His blue eyes kept their warm hold on her, yet also watched as the rest of us fanned out in this living room/dining room/open kitchen of a solid log walled cabin.

“Stockholm syndrome,” I told Cari. “He's worried you've lost your will and rationality, gone over to your captors.”

Eric added: “'S a kind of crazy.”

“No way, man,” argued Russell as he opened the door to Lang's bedroom, let his eyes search it. “Stockholm is its own place.”

“Go ahead and snoop,” Lang told the samurai peering into his bedroom.

“Hey,” said Zane, “we're all spies. We don't want you to hit us with a surprise—and Deputy Director Lang, don't so
casually
drift towards your computer work station.”

Lang stopped where he was. Gave us all a smile. “Call me John.”

“OK,
John
…” said Zane, motioning the senior spy in the room closer to me. Zane gestured to our technical expert, pointed to Lang's computer: “Eric, check it out.

“And hey,
John
,” said Zane: “Do you always answer your door holding a .45?”

“These days,” said Lang, “what do you want me to hold?”

“Where's your security?” said Zane.

“You mean beyond my pure heart and a classic Colt?”

“You know what we need to know.”

Lang shook his head. “From what I've read in the action reports over the last week, I don't think anybody knows what you want to know.”

Zane wouldn't let him wiggle away: “Why no coverage outside? No guards?”

“I'm an ex-brick agent. A street dog. Back-up boys or minders covering me feel like wolves on my heels. Make my hairs stand on end. I insist that I be left free
most
of the time. Besides, every Trouble Boy the Agency can beg, borrow or steal is running up and down the Eastern Seaboard. Looking for you. How ironic that all I had to do was stay home.”

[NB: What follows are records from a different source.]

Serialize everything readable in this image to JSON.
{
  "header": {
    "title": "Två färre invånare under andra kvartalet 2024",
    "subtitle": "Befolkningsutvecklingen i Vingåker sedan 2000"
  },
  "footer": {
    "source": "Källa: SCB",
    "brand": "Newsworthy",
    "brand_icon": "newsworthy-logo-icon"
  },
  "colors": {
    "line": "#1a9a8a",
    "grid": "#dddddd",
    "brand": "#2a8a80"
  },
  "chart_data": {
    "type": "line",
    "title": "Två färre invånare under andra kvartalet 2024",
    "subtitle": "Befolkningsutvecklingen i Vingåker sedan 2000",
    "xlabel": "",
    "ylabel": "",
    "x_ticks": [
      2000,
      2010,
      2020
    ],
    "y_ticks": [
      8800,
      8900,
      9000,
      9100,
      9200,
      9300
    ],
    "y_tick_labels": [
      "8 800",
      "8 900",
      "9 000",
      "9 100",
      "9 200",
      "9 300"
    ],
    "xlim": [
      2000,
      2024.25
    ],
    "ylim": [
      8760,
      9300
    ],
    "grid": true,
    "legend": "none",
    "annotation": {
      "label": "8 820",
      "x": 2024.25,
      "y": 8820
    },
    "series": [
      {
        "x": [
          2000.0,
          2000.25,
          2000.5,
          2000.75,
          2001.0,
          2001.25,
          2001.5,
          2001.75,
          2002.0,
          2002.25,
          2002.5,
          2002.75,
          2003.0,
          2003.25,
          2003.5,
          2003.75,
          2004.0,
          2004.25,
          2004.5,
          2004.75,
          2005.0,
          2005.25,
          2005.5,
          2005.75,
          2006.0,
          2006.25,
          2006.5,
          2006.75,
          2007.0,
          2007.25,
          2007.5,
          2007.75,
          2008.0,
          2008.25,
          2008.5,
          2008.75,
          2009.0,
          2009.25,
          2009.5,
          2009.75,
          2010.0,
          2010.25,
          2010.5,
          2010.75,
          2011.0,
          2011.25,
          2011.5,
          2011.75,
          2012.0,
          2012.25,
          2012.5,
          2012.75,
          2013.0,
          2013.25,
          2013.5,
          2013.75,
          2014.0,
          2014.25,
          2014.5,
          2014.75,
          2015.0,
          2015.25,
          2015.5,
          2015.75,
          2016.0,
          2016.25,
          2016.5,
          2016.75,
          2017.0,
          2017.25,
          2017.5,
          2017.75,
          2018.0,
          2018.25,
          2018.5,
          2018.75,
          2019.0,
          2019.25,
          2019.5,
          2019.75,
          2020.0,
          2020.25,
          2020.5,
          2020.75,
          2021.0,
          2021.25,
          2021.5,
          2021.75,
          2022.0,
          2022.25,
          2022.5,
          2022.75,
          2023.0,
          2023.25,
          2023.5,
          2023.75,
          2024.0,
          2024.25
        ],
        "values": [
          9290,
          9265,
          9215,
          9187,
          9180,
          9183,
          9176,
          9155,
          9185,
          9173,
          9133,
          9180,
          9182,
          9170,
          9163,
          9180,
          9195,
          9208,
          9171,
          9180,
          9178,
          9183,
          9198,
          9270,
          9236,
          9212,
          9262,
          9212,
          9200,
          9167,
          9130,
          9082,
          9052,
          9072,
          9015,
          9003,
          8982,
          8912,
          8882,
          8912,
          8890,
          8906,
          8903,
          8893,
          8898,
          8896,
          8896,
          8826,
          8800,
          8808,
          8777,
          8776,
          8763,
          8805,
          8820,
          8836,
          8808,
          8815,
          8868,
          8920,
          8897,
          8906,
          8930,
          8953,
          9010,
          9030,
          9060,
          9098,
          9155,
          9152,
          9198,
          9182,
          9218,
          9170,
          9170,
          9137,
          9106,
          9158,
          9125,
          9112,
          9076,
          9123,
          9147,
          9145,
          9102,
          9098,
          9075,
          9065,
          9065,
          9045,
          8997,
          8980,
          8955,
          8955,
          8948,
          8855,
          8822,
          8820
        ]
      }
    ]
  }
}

Eric let first his eyes, then his fingers caress the computer system on a table, asked: “Video monitoring? Technical counter-measures? Alarms?”

“Window and door alarms wired in to the Office of Security and the local badges. Motion sensor for this room when I activate it. Panic button on the wall by the bed, one on the wall there by my leather chair.”

Knowing him, I said: “What ones wouldn't we find?”